水腎症にならないための予防は、原因となる尿路結石のメカニズムに不明な点が多いため、難しいのが実情です。しかしながら、水腎症に限らず腎臓の疾患は、発見のタイミングで治療法や予後が変わります。水腎症の場合ですと、発見が遅れることで水腎症が進み、腎臓の機能を失う腎不全になってしまうと、完治することはありません。お腹をさわるとしこりを感じる、お腹がふっくらしてきた、元気がない、食欲がない、トイレの回数が増えたが1回のオシッコの量が少ないなど、気になる症状があれば、早めに動物病院を受診しましょう。

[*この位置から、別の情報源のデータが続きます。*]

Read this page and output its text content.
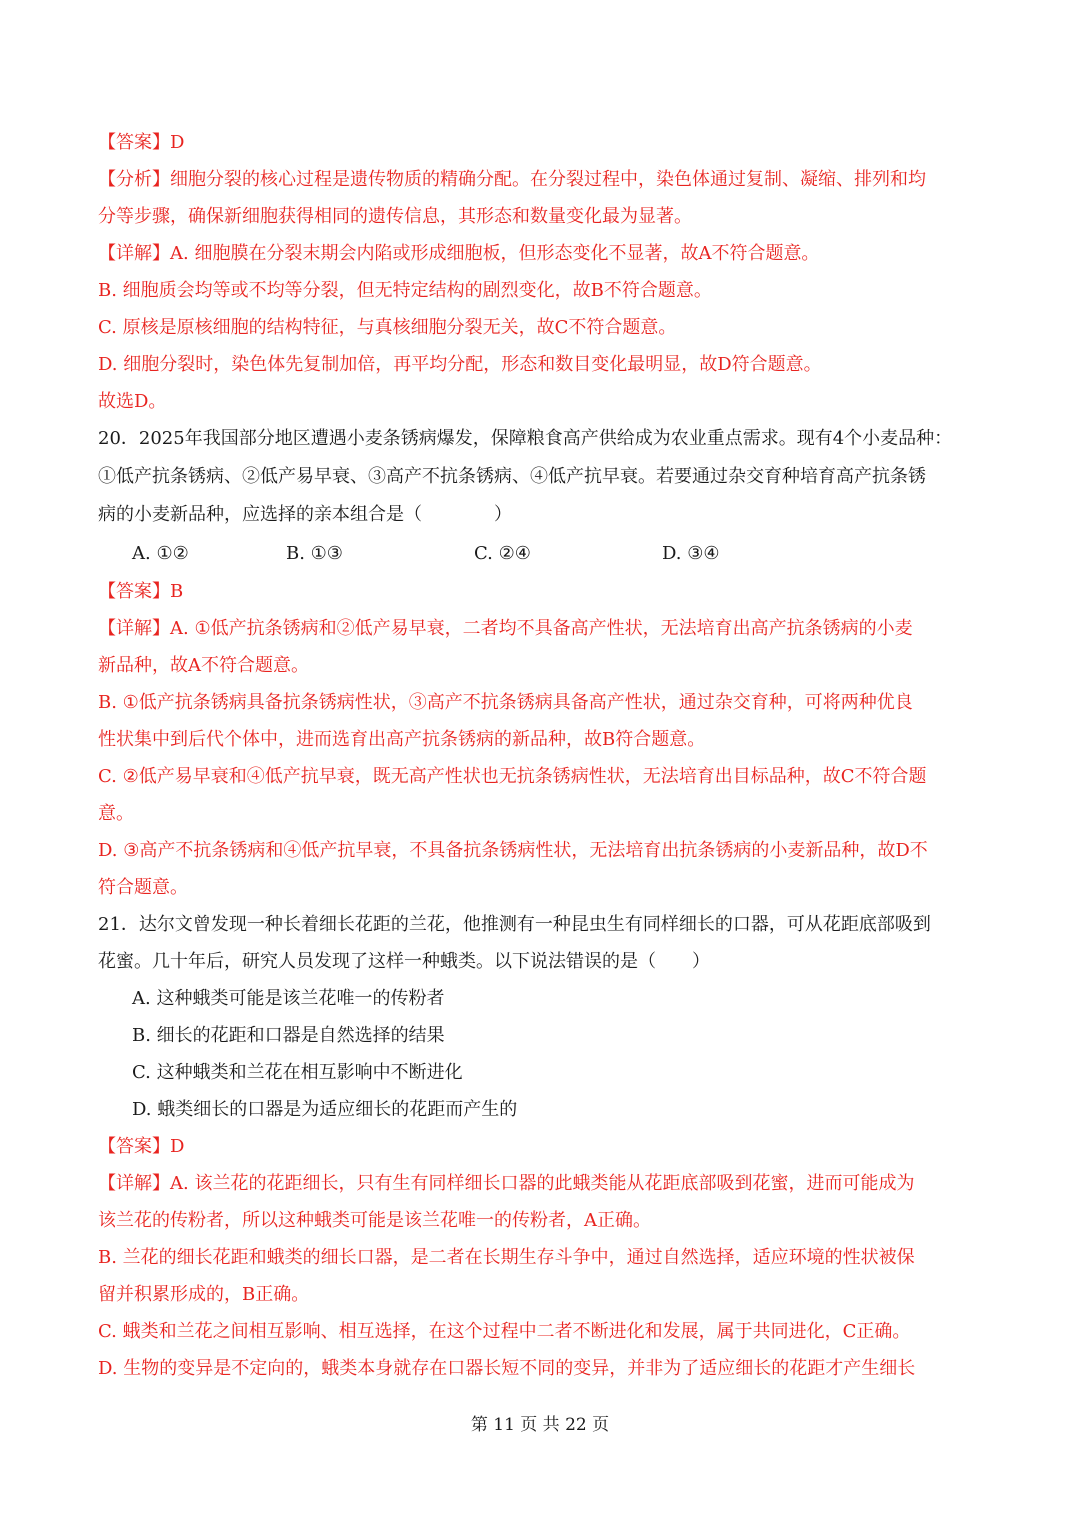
【答案】D
【分析】细胞分裂的核心过程是遗传物质的精确分配。在分裂过程中，染色体通过复制、凝缩、排列和均
分等步骤，确保新细胞获得相同的遗传信息，其形态和数量变化最为显著。
【详解】A. 细胞膜在分裂末期会内陷或形成细胞板，但形态变化不显著，故A不符合题意。
B. 细胞质会均等或不均等分裂，但无特定结构的剧烈变化，故B不符合题意。
C. 原核是原核细胞的结构特征，与真核细胞分裂无关，故C不符合题意。
D. 细胞分裂时，染色体先复制加倍，再平均分配，形态和数目变化最明显，故D符合题意。
故选D。
20．2025年我国部分地区遭遇小麦条锈病爆发，保障粮食高产供给成为农业重点需求。现有4个小麦品种：
①低产抗条锈病、②低产易早衰、③高产不抗条锈病、④低产抗早衰。若要通过杂交育种培育高产抗条锈
病的小麦新品种，应选择的亲本组合是（　　　　）
A. ①②	B. ①③	C. ②④	D. ③④
【答案】B
【详解】A. ①低产抗条锈病和②低产易早衰，二者均不具备高产性状，无法培育出高产抗条锈病的小麦
新品种，故A不符合题意。
B. ①低产抗条锈病具备抗条锈病性状，③高产不抗条锈病具备高产性状，通过杂交育种，可将两种优良
性状集中到后代个体中，进而选育出高产抗条锈病的新品种，故B符合题意。
C. ②低产易早衰和④低产抗早衰，既无高产性状也无抗条锈病性状，无法培育出目标品种，故C不符合题
意。
D. ③高产不抗条锈病和④低产抗早衰，不具备抗条锈病性状，无法培育出抗条锈病的小麦新品种，故D不
符合题意。
21．达尔文曾发现一种长着细长花距的兰花，他推测有一种昆虫生有同样细长的口器，可从花距底部吸到
花蜜。几十年后，研究人员发现了这样一种蛾类。以下说法错误的是（　　）
A. 这种蛾类可能是该兰花唯一的传粉者
B. 细长的花距和口器是自然选择的结果
C. 这种蛾类和兰花在相互影响中不断进化
D. 蛾类细长的口器是为适应细长的花距而产生的
【答案】D
【详解】A. 该兰花的花距细长，只有生有同样细长口器的此蛾类能从花距底部吸到花蜜，进而可能成为
该兰花的传粉者，所以这种蛾类可能是该兰花唯一的传粉者，A正确。
B. 兰花的细长花距和蛾类的细长口器，是二者在长期生存斗争中，通过自然选择，适应环境的性状被保
留并积累形成的，B正确。
C. 蛾类和兰花之间相互影响、相互选择，在这个过程中二者不断进化和发展，属于共同进化，C正确。
D. 生物的变异是不定向的，蛾类本身就存在口器长短不同的变异，并非为了适应细长的花距才产生细长
第 11 页 共 22 页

また、肥満や飲水量が少ない猫の場合は、水腎症の原因である尿路結石のリスクが高いといえます。体重管理や飲水量の管理、尿のチェックを行いましょう。飲水量に関しては、何か所か水飲み場を作るだけで、飲水量が格段に上がるという研究結果も出ています。尿のチェックも簡単にできるリトマス試験紙タイプのチェッカーやキットが市販されていますので、試してみるのも良いでしょう。
水腎症の早期発見のために、年に1回は超音波検査、レントゲン検査、尿検査を含めた定期健康診断を受けるようにしましょう。
まとめ
水腎症はなかなか症状に気づきにくい疾患ですが、両方の腎臓で発症し重篤な症状になると数日で命の危険があるとても怖い病気です。
腎機能は一度失うと取り戻せないので、日ごろから猫の様子をみて少しでも異常を感じたら、すぐに動物病院に連れていきましょう。